What is the categorisation about?
The Agriculture Census for 2015-16 placed the total operational holdings in India at 146.45 million.
National Statistical Office’s Situation Assessment of Agricultural Households (SAAH) report for 2018-19 pegs the country’s agricultural households at 93.09 million.
This wide variation has largely to do with methodology.
The Agriculture Census looks at any land used even partly for agricultural production and operated/managed by one person alone or with others. The land does not have to be owned by that person (cultivator), who needn’t also belong to an agricultural household.
The SAAH report considers only the operational holdings of agricultural households.
While the Census treats each of them as separate holdings, the SAAH takes all these lands as a single production unit.
Those households whose net receipts from farming are at least 50 per cent of their total income from all sources are categorized as full-time/regular farmers.
The mention of minimum land (more than 1 hectare or 2.5 acres) required for farming to be viable excludes about 70 per cent of agricultural households in the country which they do not possess.
There is a suggestion that the agricultural policy should target only serious/regular farming households as they genuinely depend on farming.

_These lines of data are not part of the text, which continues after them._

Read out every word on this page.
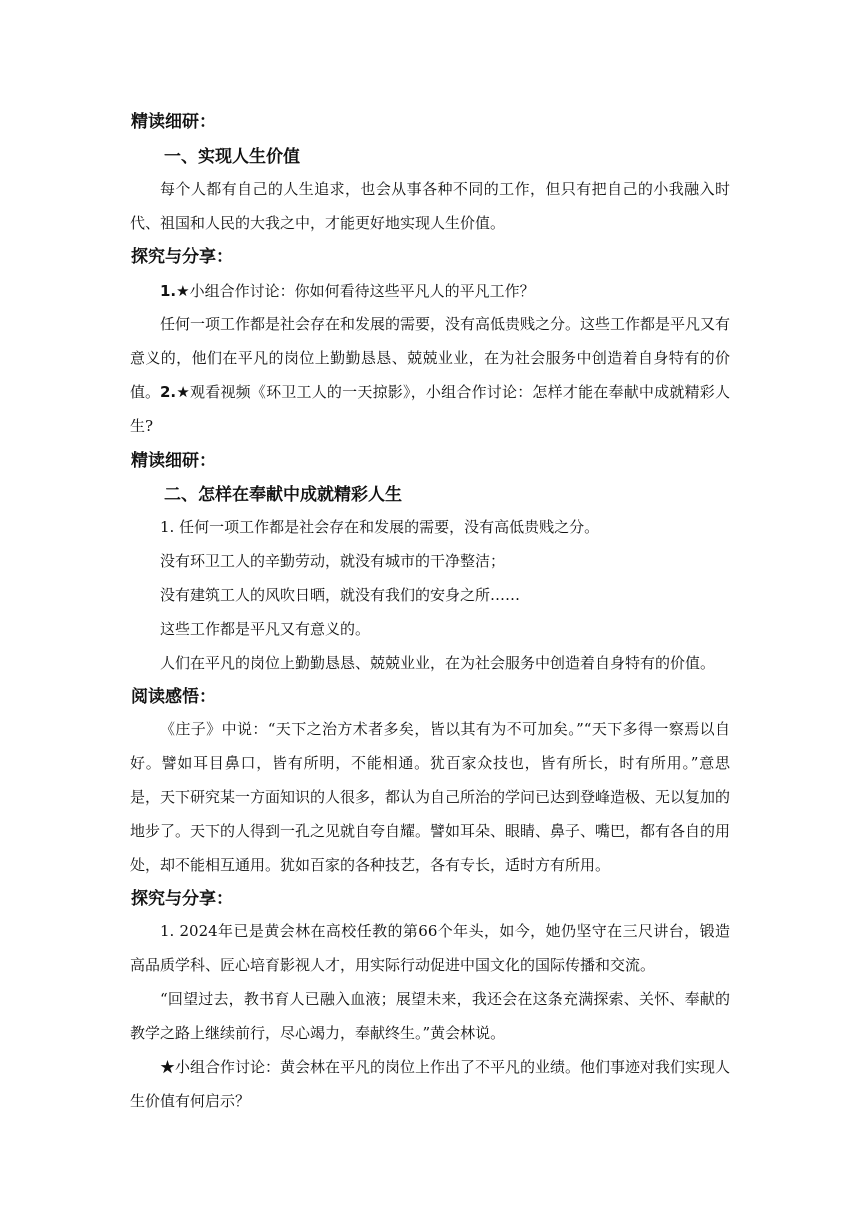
精读细研：
一、实现人生价值

每个人都有自己的人生追求，也会从事各种不同的工作，但只有把自己的小我融入时代、祖国和人民的大我之中，才能更好地实现人生价值。

探究与分享：
1.★小组合作讨论：你如何看待这些平凡人的平凡工作？

任何一项工作都是社会存在和发展的需要，没有高低贵贱之分。这些工作都是平凡又有意义的，他们在平凡的岗位上勤勤恳恳、兢兢业业，在为社会服务中创造着自身特有的价值。 2.★观看视频《环卫工人的一天掠影》，小组合作讨论：怎样才能在奉献中成就精彩人生?

精读细研：
二、怎样在奉献中成就精彩人生
1. 任何一项工作都是社会存在和发展的需要，没有高低贵贱之分。
没有环卫工人的辛勤劳动，就没有城市的干净整洁；
没有建筑工人的风吹日晒，就没有我们的安身之所……
这些工作都是平凡又有意义的。
人们在平凡的岗位上勤勤恳恳、兢兢业业，在为社会服务中创造着自身特有的价值。
阅读感悟：

《庄子》中说：“天下之治方术者多矣，皆以其有为不可加矣。”“天下多得一察焉以自好。譬如耳目鼻口，皆有所明，不能相通。犹百家众技也，皆有所长，时有所用。”意思是，天下研究某一方面知识的人很多，都认为自己所治的学问已达到登峰造极、无以复加的地步了。天下的人得到一孔之见就自夸自耀。譬如耳朵、眼睛、鼻子、嘴巴，都有各自的用处，却不能相互通用。犹如百家的各种技艺，各有专长，适时方有所用。

探究与分享：

1. 2024年已是黄会林在高校任教的第66个年头，如今，她仍坚守在三尺讲台，锻造高品质学科、匠心培育影视人才，用实际行动促进中国文化的国际传播和交流。

“回望过去，教书育人已融入血液；展望未来，我还会在这条充满探索、关怀、奉献的教学之路上继续前行，尽心竭力，奉献终生。”黄会林说。

★小组合作讨论：黄会林在平凡的岗位上作出了不平凡的业绩。他们事迹对我们实现人生价值有何启示？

What are the flaws of the above mentioned categorisation of farmers?
The categorization of farmer based on a single ratio of farm income dependence and a threshold of 50 per cent ignores the differential historical trajectory of development and livelihood diversification in diverse regions of India.

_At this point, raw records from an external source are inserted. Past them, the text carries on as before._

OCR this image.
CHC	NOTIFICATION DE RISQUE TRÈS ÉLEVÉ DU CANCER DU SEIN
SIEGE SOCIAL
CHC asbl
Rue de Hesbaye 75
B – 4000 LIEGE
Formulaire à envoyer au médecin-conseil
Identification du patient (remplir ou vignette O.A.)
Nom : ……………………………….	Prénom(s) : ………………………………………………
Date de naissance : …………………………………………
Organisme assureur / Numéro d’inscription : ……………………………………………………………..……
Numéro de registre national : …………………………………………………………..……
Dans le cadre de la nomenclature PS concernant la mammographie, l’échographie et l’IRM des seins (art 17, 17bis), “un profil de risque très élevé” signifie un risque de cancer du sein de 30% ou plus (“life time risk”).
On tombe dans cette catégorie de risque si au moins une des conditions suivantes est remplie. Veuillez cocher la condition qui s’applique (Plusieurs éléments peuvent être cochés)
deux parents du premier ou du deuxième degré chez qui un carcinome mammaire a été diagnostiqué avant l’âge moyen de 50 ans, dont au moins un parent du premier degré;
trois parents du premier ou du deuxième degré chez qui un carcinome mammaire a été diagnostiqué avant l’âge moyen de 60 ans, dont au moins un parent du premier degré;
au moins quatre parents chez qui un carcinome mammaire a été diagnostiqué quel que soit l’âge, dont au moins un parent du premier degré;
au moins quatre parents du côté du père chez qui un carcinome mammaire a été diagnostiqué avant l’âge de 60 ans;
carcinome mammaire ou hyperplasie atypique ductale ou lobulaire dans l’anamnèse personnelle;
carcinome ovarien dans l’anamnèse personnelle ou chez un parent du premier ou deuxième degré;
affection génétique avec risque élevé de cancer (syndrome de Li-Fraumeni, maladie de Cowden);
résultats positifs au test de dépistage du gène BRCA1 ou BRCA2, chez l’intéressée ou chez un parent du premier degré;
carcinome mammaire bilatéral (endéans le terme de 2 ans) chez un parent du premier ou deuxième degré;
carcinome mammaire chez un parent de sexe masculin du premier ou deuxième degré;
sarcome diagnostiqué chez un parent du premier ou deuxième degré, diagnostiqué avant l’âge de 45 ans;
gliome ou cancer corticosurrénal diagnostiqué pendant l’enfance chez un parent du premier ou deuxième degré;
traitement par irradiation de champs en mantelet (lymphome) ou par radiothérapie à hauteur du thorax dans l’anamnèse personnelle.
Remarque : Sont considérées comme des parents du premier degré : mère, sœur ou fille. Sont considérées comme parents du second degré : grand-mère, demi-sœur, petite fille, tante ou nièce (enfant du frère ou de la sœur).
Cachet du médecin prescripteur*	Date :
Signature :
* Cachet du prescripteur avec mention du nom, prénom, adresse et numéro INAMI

For example, while remittances often constitute a major portion of household income in states like Kerala, it does not make small-scale spice cultivators or rubber growers any less serious.
Farmers are not a homogenous category and a more realistic category of rich/middle/poor farmers or capitalist/petty-producer/agricultural labour is needed to identify those engaged in agriculture.
The contribution to national production of 70 % of farmers possessing less than 1 hectare of land is under question.
Forcing marginal farmers out of agriculture would be disastrous from the perspective of household-level food and nutrition security.
Withdrawing state support to smallholders will have a disproportionate impact on the socially marginalised groups and would further push them into asset poverty.
If 70% of agricultural households are identified as non-serious farmers, there lies a question of who should be moved out of agriculture and what happens to their land resources.
Huge land reserves will be immediately opened for corporate grabbing laying the foundation for agribusiness monopolies.
Agriculture functions as a social safety net in providing a source of sustenance to millions and thereby providing conditions of relatively stable growth in productive sectors of the economy.
The crisis faced by migrant workers during the lockdown and the phenomenon of reverse migration is a testimony to the fact that agriculture continues to provide a buffer to millions who face intermittent unemployment.
What will be the solution to the problem of Indian farmers?
The SAAH data also shows a fall in real average crop incomes between 2013 and 2019 which is driven by rising input prices and dwindling output prices.
Smallholders rely more on informal sources of moneylending, which adds to indebtedness.
Forced destruction of the livelihoods of millions of smallholders by withdrawal of the little they receive by the way of state support will be a recipe for disaster.
The solution to the problem of Indian farmers needs a serious rethink of the economic policies and surely cannot lie in simply excluding them by redefinition.